When I was in Birmingham last year, attending the National Humanities Councils conference, I had heard Dr. Hrabowski speak. He blew me away with his brilliance, his humour and his compassion. Today was no different. Anecdotes of his week in jail when 12 (he was a marcher in the 1963 Children’s Crusade in Birmingham) studded a passionate testimonial to the value of education, and the need for Americans to work together to help the young.
Today’s jobs require more than high school, he reminded us. They need at least two years of college, and specific training. And yet most of those Americans — black, white, & brown — whose incomes who are in the lower 40% will not get even a 2-year degree. How will they make good?
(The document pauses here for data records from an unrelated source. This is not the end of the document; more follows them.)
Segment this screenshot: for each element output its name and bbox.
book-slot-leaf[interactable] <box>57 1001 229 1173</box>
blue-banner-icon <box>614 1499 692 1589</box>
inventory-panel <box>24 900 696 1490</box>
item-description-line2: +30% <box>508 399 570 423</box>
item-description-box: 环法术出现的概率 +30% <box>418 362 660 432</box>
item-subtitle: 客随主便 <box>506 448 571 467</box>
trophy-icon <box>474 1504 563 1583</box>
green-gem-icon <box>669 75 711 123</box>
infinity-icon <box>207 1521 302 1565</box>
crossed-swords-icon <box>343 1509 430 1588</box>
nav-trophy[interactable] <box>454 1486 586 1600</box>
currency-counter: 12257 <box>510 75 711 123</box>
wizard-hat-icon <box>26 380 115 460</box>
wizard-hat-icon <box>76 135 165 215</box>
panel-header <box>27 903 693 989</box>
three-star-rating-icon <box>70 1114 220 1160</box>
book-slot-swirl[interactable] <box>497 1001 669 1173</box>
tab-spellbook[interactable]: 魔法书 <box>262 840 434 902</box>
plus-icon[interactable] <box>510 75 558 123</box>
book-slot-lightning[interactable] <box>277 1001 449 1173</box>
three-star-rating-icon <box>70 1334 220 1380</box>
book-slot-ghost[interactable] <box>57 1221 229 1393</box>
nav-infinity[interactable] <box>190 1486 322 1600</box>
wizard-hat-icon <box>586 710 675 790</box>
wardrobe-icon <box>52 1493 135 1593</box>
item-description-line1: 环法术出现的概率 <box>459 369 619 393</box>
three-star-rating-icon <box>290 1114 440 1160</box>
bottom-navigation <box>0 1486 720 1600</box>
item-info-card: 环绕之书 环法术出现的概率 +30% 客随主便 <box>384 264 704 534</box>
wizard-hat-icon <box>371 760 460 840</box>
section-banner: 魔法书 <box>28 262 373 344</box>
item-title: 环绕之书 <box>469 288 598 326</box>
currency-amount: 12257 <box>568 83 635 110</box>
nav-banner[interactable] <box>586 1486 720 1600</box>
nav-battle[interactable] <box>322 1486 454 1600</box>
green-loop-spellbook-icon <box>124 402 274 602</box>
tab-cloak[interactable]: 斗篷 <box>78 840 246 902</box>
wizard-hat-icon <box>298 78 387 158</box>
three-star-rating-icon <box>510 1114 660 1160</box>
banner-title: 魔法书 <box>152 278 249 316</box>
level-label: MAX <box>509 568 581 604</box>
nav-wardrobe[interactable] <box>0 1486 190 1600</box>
During the numerous statistics Hrabowski needed no notes to remember, he told us stories. What I was most touched by was a story he told of his mother, a career teacher. ‘Teachers touch eternity through their students,” she told him only a bit before she died. And yes, the teacher in me knows th is.
But that connection is only possible because of something else Hrabowski learned, he said, from his mother: the importance of relationships. Before a teacher can teach, or a student learn, or those roles switch — as they do in the best of classrooms — there must be a relationship between teacher & student, one based on mutual trust and respect. And that’s what missing from the discussions of education reform: real people and their very real relationships.
The tests and mandated texts and accountability we insist on today don’t create those relationships; people do. Given the achievement gap (Hispanic & black students graduate from college at significantly lower rates than do white students), and the reality of teaching as a predominantly white female profession, we need to figure out a way for white teachers to form closer relationships (and to have time to do so!) with their students.
A city as racially segregated as Tulsa doesn’t offer easy opportunities for interracial friendships. You have to seek them out, get up at 8 a.m. and go to breakfast. Show up. But if you do? You leave with a special present: hope that things can change. That people ARE changing, reconciling an ugly, bitter past where whites swept into the Greenwood area of Tulsa and burnt the entire neighbourhood to the ground. Because it was ‘black.’
Answering a question from the audience, Hrabowski laid out a plan for working with those who fear us, those we do not like or understand: Listen, he said. Listen to those who are different from you. And talk. That’s what I mean — hope. I don’t always believe that people WILL listen, Dr. Hrawbowski. I need constant reminders to keep trying.
Because if the boy who grew up in Birmingham, and was thrown in jail at 12 just because he believed in equal education can reconcile his past, so can we all. Even here in Tulsa.